Advantages of monitoring a Pipeline Jungle?
- Engineering teams can confidently guarantee the SLA of the workloads to the product owners with greater ease by quantifying them
- Time to debug by the engineering teams can be drastically reduced when there is monitoring over every job
- Computation resources (that are proportional to cost) can be reduced. Example: If one of the many upstream job’s monitoring has detected a failure on the contract, the downstream jobs would not run till the issue is solved by the owner team, thereby saving the cluster compute resources
- Reports for each job can be pulled out periodically to understand the jobs report maximum SLA breaches and one can deep dive to understand what types of checks fail most often and eventually take corrective action.
Ideas to build monitoring jobs around pipeline jungles
(if buying a data observability or monitoring platform is not feasible)
Each engineering team is responsible for delivering certain use cases and workloads in production. Build a re-usable monitoring component for every use case using the respective dependant upstream jobs which monitors various metrics and assigns a status to the metric check. When all the checks are passed, only then trigger the engineering/ML workload. This can be a quick simple way to enforce the idea of monitoring and get initial value from it.
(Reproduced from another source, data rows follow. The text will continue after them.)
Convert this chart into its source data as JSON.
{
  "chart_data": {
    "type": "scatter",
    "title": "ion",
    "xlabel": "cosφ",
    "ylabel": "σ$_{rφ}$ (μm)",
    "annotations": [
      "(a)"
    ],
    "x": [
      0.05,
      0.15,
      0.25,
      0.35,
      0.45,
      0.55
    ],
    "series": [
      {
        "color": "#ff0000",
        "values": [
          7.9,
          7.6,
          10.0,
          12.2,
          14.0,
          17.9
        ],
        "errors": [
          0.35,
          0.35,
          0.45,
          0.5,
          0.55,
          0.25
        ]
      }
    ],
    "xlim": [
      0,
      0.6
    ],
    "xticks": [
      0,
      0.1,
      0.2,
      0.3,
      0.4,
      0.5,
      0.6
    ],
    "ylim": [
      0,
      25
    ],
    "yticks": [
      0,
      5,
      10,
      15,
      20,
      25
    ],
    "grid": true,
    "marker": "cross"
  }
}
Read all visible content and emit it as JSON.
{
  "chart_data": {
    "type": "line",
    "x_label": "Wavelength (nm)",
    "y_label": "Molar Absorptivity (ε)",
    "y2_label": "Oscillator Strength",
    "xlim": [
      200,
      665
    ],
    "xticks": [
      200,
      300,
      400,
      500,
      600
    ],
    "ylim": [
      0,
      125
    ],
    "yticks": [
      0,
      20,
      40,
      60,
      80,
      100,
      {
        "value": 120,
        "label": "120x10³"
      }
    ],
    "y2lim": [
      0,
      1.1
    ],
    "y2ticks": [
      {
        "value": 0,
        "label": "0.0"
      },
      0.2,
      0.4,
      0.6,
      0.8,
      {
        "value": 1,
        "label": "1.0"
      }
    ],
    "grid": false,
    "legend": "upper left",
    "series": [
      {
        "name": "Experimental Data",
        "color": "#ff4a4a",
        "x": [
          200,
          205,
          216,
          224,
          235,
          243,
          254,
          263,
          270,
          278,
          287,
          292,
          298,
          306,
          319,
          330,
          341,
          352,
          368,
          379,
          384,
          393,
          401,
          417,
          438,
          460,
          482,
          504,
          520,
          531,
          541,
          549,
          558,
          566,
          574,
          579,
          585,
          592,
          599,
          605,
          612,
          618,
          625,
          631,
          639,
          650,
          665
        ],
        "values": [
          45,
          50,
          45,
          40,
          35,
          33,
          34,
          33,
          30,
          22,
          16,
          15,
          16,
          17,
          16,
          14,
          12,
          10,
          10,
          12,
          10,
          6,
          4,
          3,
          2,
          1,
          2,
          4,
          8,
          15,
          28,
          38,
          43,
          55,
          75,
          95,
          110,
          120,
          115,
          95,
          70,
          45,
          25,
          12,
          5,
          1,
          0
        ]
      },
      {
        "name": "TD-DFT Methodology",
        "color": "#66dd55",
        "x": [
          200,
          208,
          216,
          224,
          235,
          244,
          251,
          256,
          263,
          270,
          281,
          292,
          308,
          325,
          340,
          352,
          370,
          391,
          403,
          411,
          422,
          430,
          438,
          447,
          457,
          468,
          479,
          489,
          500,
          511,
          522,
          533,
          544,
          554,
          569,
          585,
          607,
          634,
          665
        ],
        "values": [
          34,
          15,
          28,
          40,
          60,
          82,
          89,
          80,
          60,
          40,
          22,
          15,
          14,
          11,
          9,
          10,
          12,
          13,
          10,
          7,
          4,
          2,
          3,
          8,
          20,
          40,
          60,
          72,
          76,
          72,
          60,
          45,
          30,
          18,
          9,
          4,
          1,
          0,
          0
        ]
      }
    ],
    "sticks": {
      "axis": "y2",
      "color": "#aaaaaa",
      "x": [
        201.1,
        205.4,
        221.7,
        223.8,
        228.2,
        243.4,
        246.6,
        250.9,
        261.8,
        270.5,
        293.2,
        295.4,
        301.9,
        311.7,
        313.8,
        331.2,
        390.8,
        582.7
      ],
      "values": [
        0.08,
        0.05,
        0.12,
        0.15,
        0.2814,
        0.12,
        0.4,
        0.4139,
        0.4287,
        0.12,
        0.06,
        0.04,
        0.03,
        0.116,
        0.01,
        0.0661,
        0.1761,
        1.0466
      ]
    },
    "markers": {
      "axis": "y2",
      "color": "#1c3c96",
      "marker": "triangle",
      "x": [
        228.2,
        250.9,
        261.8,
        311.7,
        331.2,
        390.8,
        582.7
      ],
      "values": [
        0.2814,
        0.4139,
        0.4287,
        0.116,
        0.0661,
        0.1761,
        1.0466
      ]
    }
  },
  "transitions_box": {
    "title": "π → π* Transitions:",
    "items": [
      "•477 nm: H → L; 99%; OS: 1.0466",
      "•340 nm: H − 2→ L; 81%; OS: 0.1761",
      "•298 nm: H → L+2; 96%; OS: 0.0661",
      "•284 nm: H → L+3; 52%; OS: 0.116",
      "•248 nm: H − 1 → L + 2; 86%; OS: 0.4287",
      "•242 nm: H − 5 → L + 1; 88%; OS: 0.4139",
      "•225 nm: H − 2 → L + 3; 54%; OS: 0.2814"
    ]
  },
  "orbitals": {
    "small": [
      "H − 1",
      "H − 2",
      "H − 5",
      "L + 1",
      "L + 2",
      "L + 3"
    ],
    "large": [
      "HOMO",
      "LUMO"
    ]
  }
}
Example: Suppose there is a ML workload W whose upstream jobs are J1, J2, J3. Develop 3 monitoring jobs M1, M2, M3 for each of the jobs and run the various checks and assign a status to each check. M1, M2, M3 can be spark jobs and the result can be stored in HIVE tables for simplicity. Workload W should only run if all the status for M1, M2, M3 is a Pass.
What are your thoughts around this? How are you navigating your pipeline jungles? Would love to hear them out.